Naples:life,death &
                Miracle contact: Jeff Matthews

entry Feb 2008        




F
rancesco Mastriani
(1819-1891)

—was a journalist, playwright, and one of the most popular Neapolitan writers of the nineteenth century in the light literary style defined by the French term feuilleton. Today, he is best remembered for I Vermi (The Worms) from 1863-64 (pub. Luigi Gargiulo. Naples. Republished in 1994 by Torre, Naples.) The subtitle of the book is Studi storici sulle classi pericolose in Napoli (Historical Studies of the Dangerous Classes in Naples). The appellation “vermi” is the author’s neologism and attempt to render in Italian the French of Victor Hugo’s Les Miserables; that is, a description of the Neapolitan underclass, the Lumpenproletariat. The book (published originally in installments in the feuilleton custom of the day) is a collection of about 50 vignettes and episodes in the lives of Les Miserables of the Naples of his day. It is one of the founding works of realism in southern Italian literature.
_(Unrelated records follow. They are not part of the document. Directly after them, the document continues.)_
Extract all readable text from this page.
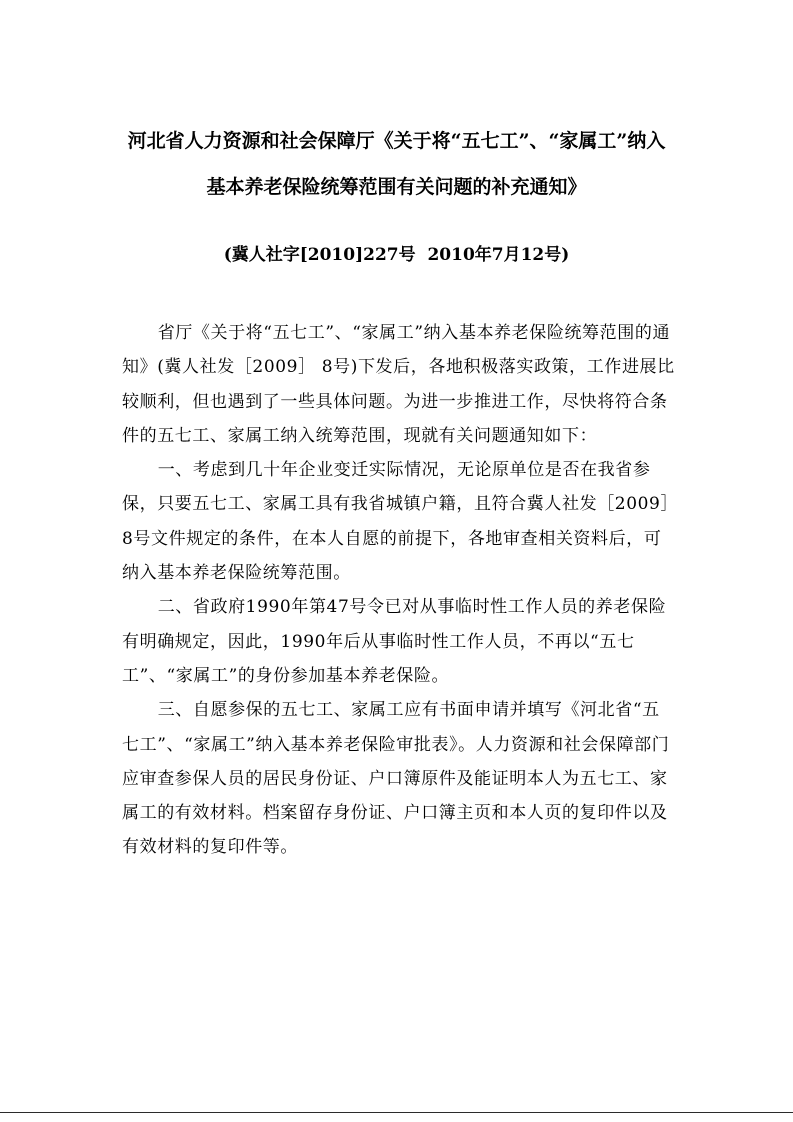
河北省人力资源和社会保障厅《关于将“五七工”、“家属工”纳入
基本养老保险统筹范围有关问题的补充通知》
(冀人社字[2010]227号  2010年7月12号)

省厅《关于将“五七工”、“家属工”纳入基本养老保险统筹范围的通知》(冀人社发［2009］ 8号)下发后，各地积极落实政策，工作进展比较顺利，但也遇到了一些具体问题。为进一步推进工作，尽快将符合条件的五七工、家属工纳入统筹范围，现就有关问题通知如下：

一、考虑到几十年企业变迁实际情况，无论原单位是否在我省参保，只要五七工、家属工具有我省城镇户籍，且符合冀人社发［2009］8号文件规定的条件，在本人自愿的前提下，各地审查相关资料后，可纳入基本养老保险统筹范围。

二、省政府1990年第47号令已对从事临时性工作人员的养老保险有明确规定，因此，1990年后从事临时性工作人员，不再以“五七工”、“家属工”的身份参加基本养老保险。

三、自愿参保的五七工、家属工应有书面申请并填写《河北省“五七工”、“家属工”纳入基本养老保险审批表》。人力资源和社会保障部门应审查参保人员的居民身份证、户口簿原件及能证明本人为五七工、家属工的有效材料。档案留存身份证、户口簿主页和本人页的复印件以及有效材料的复印件等。
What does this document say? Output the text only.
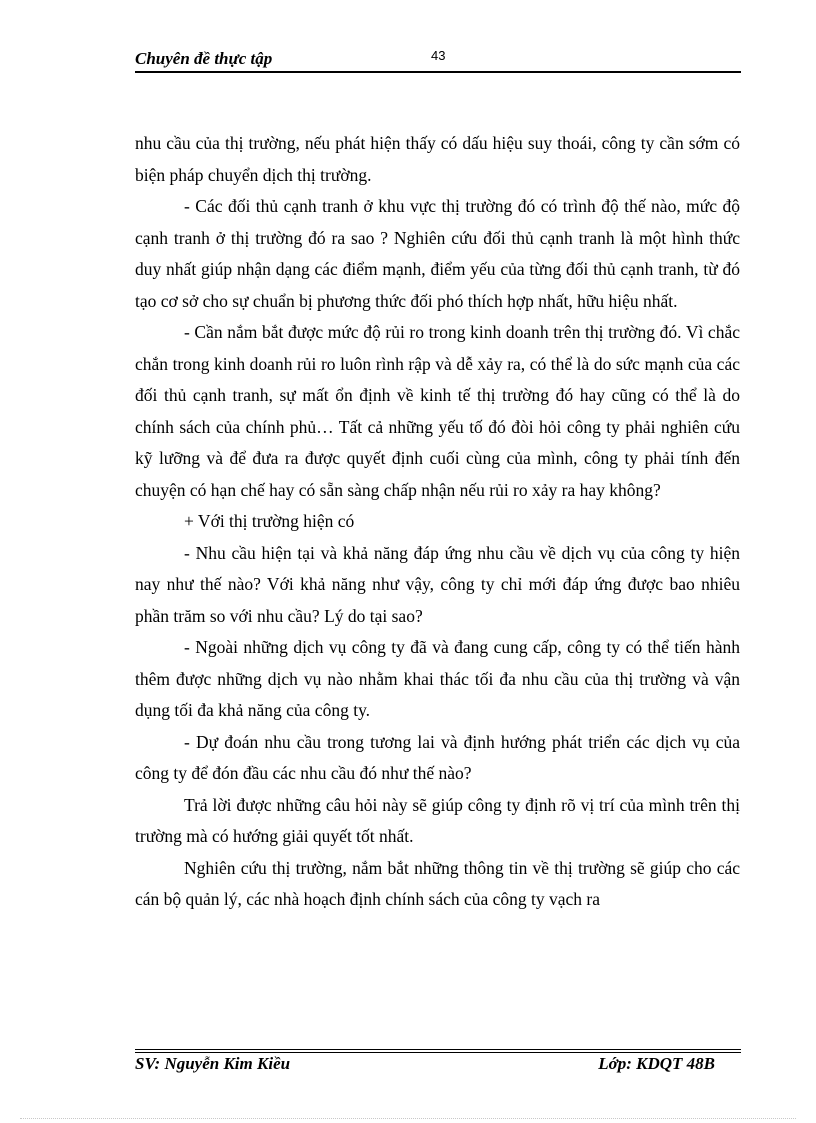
Chuyên đề thực tập	43

nhu cầu của thị trường, nếu phát hiện thấy có dấu hiệu suy thoái, công ty cần sớm có biện pháp chuyển dịch thị trường.

- Các đối thủ cạnh tranh ở khu vực thị trường đó có trình độ thế nào, mức độ cạnh tranh ở thị trường đó ra sao ? Nghiên cứu đối thủ cạnh tranh là một hình thức duy nhất giúp nhận dạng các điểm mạnh, điểm yếu của từng đối thủ cạnh tranh, từ đó tạo cơ sở cho sự chuẩn bị phương thức đối phó thích hợp nhất, hữu hiệu nhất.

- Cần nắm bắt được mức độ rủi ro trong kinh doanh trên thị trường đó. Vì chắc chắn trong kinh doanh rủi ro luôn rình rập và dễ xảy ra, có thể là do sức mạnh của các đối thủ cạnh tranh, sự mất ổn định về kinh tế thị trường đó hay cũng có thể là do chính sách của chính phủ… Tất cả những yếu tố đó đòi hỏi công ty phải nghiên cứu kỹ lưỡng và để đưa ra được quyết định cuối cùng của mình, công ty phải tính đến chuyện có hạn chế hay có sẵn sàng chấp nhận nếu rủi ro xảy ra hay không?

+ Với thị trường hiện có

- Nhu cầu hiện tại và khả năng đáp ứng nhu cầu về dịch vụ của công ty hiện nay như thế nào? Với khả năng như vậy, công ty chỉ mới đáp ứng được bao nhiêu phần trăm so với nhu cầu? Lý do tại sao?

- Ngoài những dịch vụ công ty đã và đang cung cấp, công ty có thể tiến hành thêm được những dịch vụ nào nhằm khai thác tối đa nhu cầu của thị trường và vận dụng tối đa khả năng của công ty.

- Dự đoán nhu cầu trong tương lai và định hướng phát triển các dịch vụ của công ty để đón đầu các nhu cầu đó như thế nào?

Trả lời được những câu hỏi này sẽ giúp công ty định rõ vị trí của mình trên thị trường mà có hướng giải quyết tốt nhất.

Nghiên cứu thị trường, nắm bắt những thông tin về thị trường sẽ giúp cho các cán bộ quản lý, các nhà hoạch định chính sách của công ty vạch ra

SV: Nguyễn Kim Kiều	Lớp: KDQT 48B
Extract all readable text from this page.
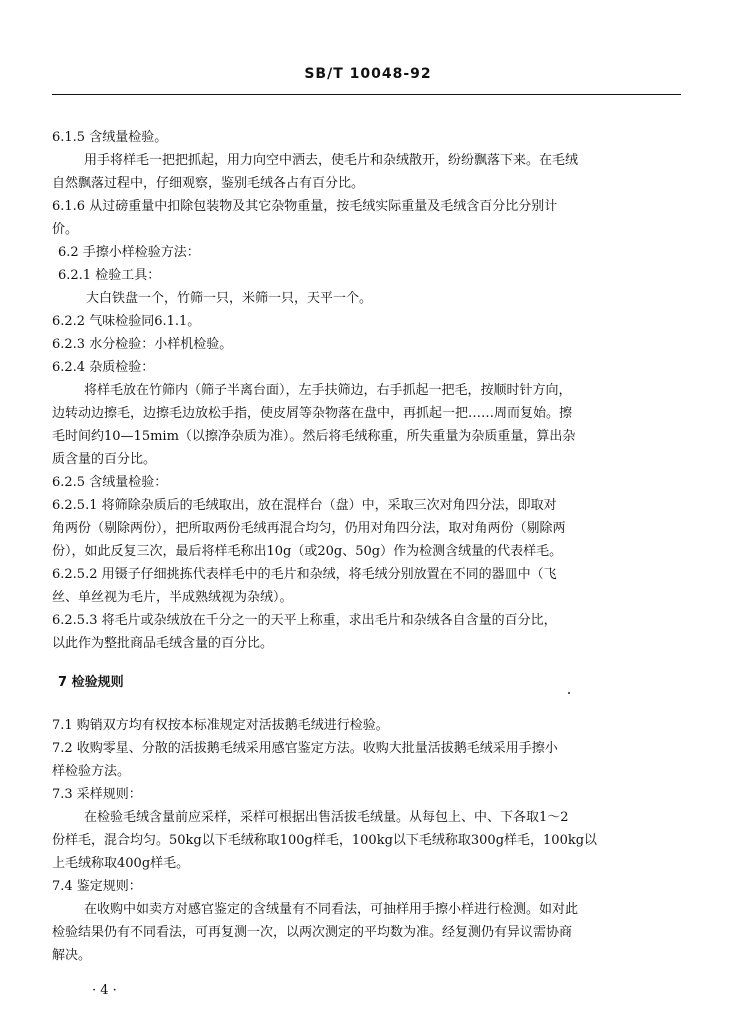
SB/T 10048-92
6.1.5 含绒量检验。
用手将样毛一把把抓起，用力向空中洒去，使毛片和杂绒散开，纷纷飘落下来。在毛绒
自然飘落过程中，仔细观察，鉴别毛绒各占有百分比。
6.1.6 从过磅重量中扣除包装物及其它杂物重量，按毛绒实际重量及毛绒含百分比分别计
价。
6.2 手擦小样检验方法：
6.2.1 检验工具：
大白铁盘一个，竹筛一只，米筛一只，天平一个。
6.2.2 气味检验同6.1.1。
6.2.3 水分检验：小样机检验。
6.2.4 杂质检验：
将样毛放在竹筛内（筛子半离台面），左手扶筛边，右手抓起一把毛，按顺时针方向，
边转动边擦毛，边擦毛边放松手指，使皮屑等杂物落在盘中，再抓起一把……周而复始。擦
毛时间约10—15mim（以擦净杂质为准）。然后将毛绒称重，所失重量为杂质重量，算出杂
质含量的百分比。
6.2.5 含绒量检验：
6.2.5.1 将筛除杂质后的毛绒取出，放在混样台（盘）中，采取三次对角四分法，即取对
角两份（剔除两份），把所取两份毛绒再混合均匀，仍用对角四分法，取对角两份（剔除两
份），如此反复三次，最后将样毛称出10g（或20g、50g）作为检测含绒量的代表样毛。
6.2.5.2 用镊子仔细挑拣代表样毛中的毛片和杂绒，将毛绒分别放置在不同的器皿中（飞
丝、单丝视为毛片，半成熟绒视为杂绒）。
6.2.5.3 将毛片或杂绒放在千分之一的天平上称重，求出毛片和杂绒各自含量的百分比，
以此作为整批商品毛绒含量的百分比。
7 检验规则
7.1 购销双方均有权按本标准规定对活拔鹅毛绒进行检验。
7.2 收购零星、分散的活拔鹅毛绒采用感官鉴定方法。收购大批量活拔鹅毛绒采用手擦小
样检验方法。
7.3 采样规则：
在检验毛绒含量前应采样，采样可根据出售活拔毛绒量。从每包上、中、下各取1～2
份样毛，混合均匀。50kg以下毛绒称取100g样毛，100kg以下毛绒称取300g样毛，100kg以
上毛绒称取400g样毛。
7.4 鉴定规则：
在收购中如卖方对感官鉴定的含绒量有不同看法，可抽样用手擦小样进行检测。如对此
检验结果仍有不同看法，可再复测一次，以两次测定的平均数为准。经复测仍有异议需协商
解决。
· 4 ·
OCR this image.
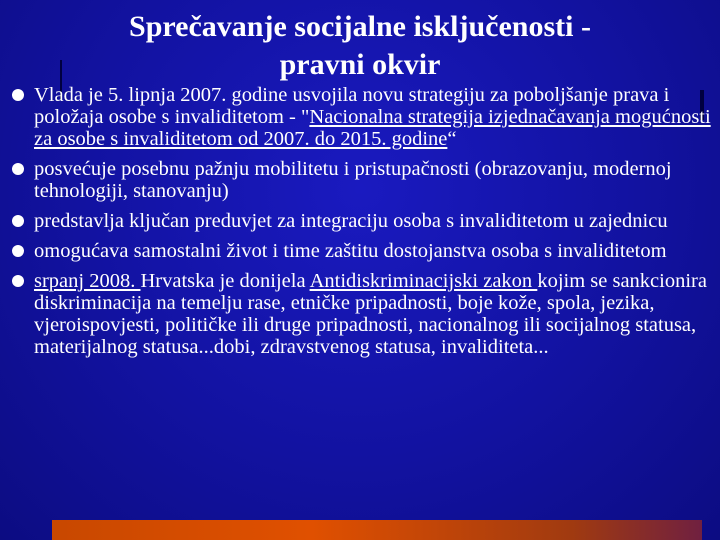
Sprečavanje socijalne isključenosti -
pravni okvir
Vlada je 5. lipnja 2007. godine usvojila novu strategiju za poboljšanje prava i položaja osobe s invaliditetom - "Nacionalna strategija izjednačavanja mogućnosti za osobe s invaliditetom od 2007. do 2015. godine“
posvećuje posebnu pažnju mobilitetu i pristupačnosti (obrazovanju, modernoj tehnologiji, stanovanju)
predstavlja ključan preduvjet za integraciju osoba s invaliditetom u zajednicu
omogućava samostalni život i time zaštitu dostojanstva osoba s invaliditetom
srpanj 2008. Hrvatska je donijela Antidiskriminacijski zakon kojim se sankcionira diskriminacija na temelju rase, etničke pripadnosti, boje kože, spola, jezika, vjeroispovjesti, političke ili druge pripadnosti, nacionalnog ili socijalnog statusa, materijalnog statusa...dobi, zdravstvenog statusa, invaliditeta...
Mastriani’s diligence as a bookworm is legendary; at a young age he worked his way through a 400-volume collection of great literature in Italian, French, Spanish and English and then started to study classical Greek and German. He started to study medicine, gave that up, went to work as a customs inspector and supplemented his income by giving language lessons and serving as a tour guide around Naples for foreigners. The great Neapolitan author, Matilde Serao, commented on his passing that he had admirably stayed out of the academic and artistic circles of his day. He simply wrote. By one count, he produced about 900 items —shorter pieces for newspapers, but also some plays, over 100 novels, and even a funeral oration on the death of Victor Emanuel II, the first king of united Italy.  In the 1850s, he was also the editor of the government journal, Giornale delle Due Sicilie (Journal of the Two Sicilies).

In spite of admiration from many quarters, including Serao and many foreigners (some of whom saw him as an early Neapolitan socialist), his reputation stagnated after his death and only recently has had some revival with the republication of some of his works. Benedetto Croce said of him that “everybody read him except the literati.” As a comparison, perhaps Dickens comes to mind.